True, it's a prettily designed camera. At 130g with small dimensions of 89 by 53 by 23mm and encased in an elegant slate-black brushed metal, it fits comfortably in a blazer or trouser pocket as well as at any social occasion.
Despite its attractiveness, the S600's operational flow just annoys us. It fails to observe all the generally accepted conventions that help speed shooting with heavily menu-based point-and-shoots. For instance, every menu selection requires a confirmation, rather than assuming that the option you were on when you backed out is your choice. While on a typical competing snapshot camera it takes two button presses to switch from ISO 100 to ISO 200, with the S600 it takes five. Some competing cameras still require this, so only a partial demerit here.

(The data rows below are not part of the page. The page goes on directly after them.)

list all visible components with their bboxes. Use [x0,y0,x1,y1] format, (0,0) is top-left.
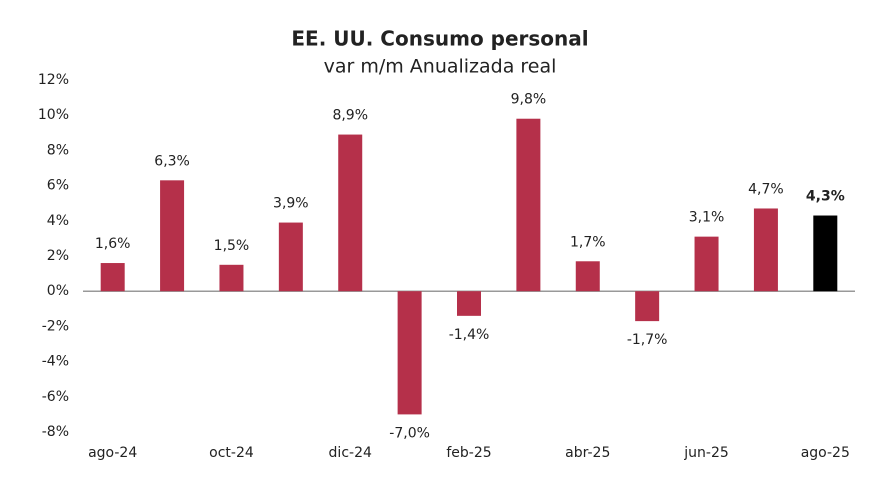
y-tick-label: -2% [42,318,69,334]
data-label: 1,6% [95,236,131,252]
data-label: 3,9% [273,196,309,212]
data-label: -1,7% [627,332,668,348]
y-tick-label: -6% [42,389,69,405]
bar [635,291,660,322]
y-tick-label: 4% [47,213,69,229]
bar [338,134,363,292]
bar [813,215,838,292]
y-tick-label: 2% [47,248,69,264]
bar [278,222,303,292]
y-tick-label: 0% [47,283,69,299]
y-tick-label: 10% [38,107,69,123]
x-tick-label: oct-24 [209,445,254,461]
data-label: -7,0% [389,425,430,441]
bar [575,261,600,292]
x-tick-label: ago-24 [88,445,137,461]
data-label: 3,1% [689,210,725,226]
bar [694,236,719,292]
bar [219,264,244,292]
y-tick-label: -4% [42,354,69,370]
chart-title: EE. UU. Consumo personal [291,27,588,51]
bar [753,208,778,292]
y-tick-label: 8% [47,142,69,158]
y-tick-label: 12% [38,72,69,88]
x-tick-label: feb-25 [446,445,491,461]
chart-subtitle: var m/m Anualizada real [324,56,557,78]
bar [100,263,125,292]
data-label: -1,4% [449,327,490,343]
data-label: 1,7% [570,234,606,250]
data-label: 4,3% [806,189,845,205]
data-label: 4,7% [748,181,784,197]
x-tick-label: abr-25 [565,445,610,461]
y-tick-label: -8% [42,424,69,440]
bar [516,118,541,292]
data-label: 8,9% [332,108,368,124]
data-label: 9,8% [511,92,547,108]
bar [457,291,481,316]
data-label: 1,5% [214,238,250,254]
data-label: 6,3% [154,153,190,169]
bar [160,180,185,292]
x-tick-label: jun-25 [683,445,729,461]
x-tick-label: ago-25 [801,445,850,461]
y-tick-label: 6% [47,178,69,194]
x-tick-label: dic-24 [329,445,372,461]
bar [397,291,422,415]
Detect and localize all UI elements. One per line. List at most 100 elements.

However, to get out of the menu, virtual mode dial and playback, you've got to press the relevant button again; in contrast, almost every other camera quits those modes when you half-press the shutter button. In total, this just makes for a less pleasurable, occasionally frustrating user experience.
Only the macro, flash, self-timer and exposure compensation settings have dedicated controls -- as with most point-and-shoots, almost all shooting controls are screen- or menu-based. With a virtual mode dial, you cycle among setup, movie, audio recording, program exposure (scenes), a high-ISO auto and regular autoshooting modes. A menu button pulls up your shooting options: resolution/image quality; white balance; metering; shooting (single, continuous, best shot selector); ISO sensitivity (100-3,200), various colour options, AF area and AF mode.
We suppose it doesn't matter that it takes multiple presses to access these options, since most of them are of little use. You really don't want to shoot at higher than ISO 400 with this camera, so forget the high ISO mode. We couldn't get the camera to produce different exposures with the matrix and centre-weighted metering; the missing spot-meter option usually makes a handier alternative to either one of those.
The best shot selector can be quite useful -- it shoots up to 10 photos as you hold the shutter down, then saves the sharpest of the bunch -- but it's also the sort of mode that you want to be able to toggle on and off more quickly than the camera allows.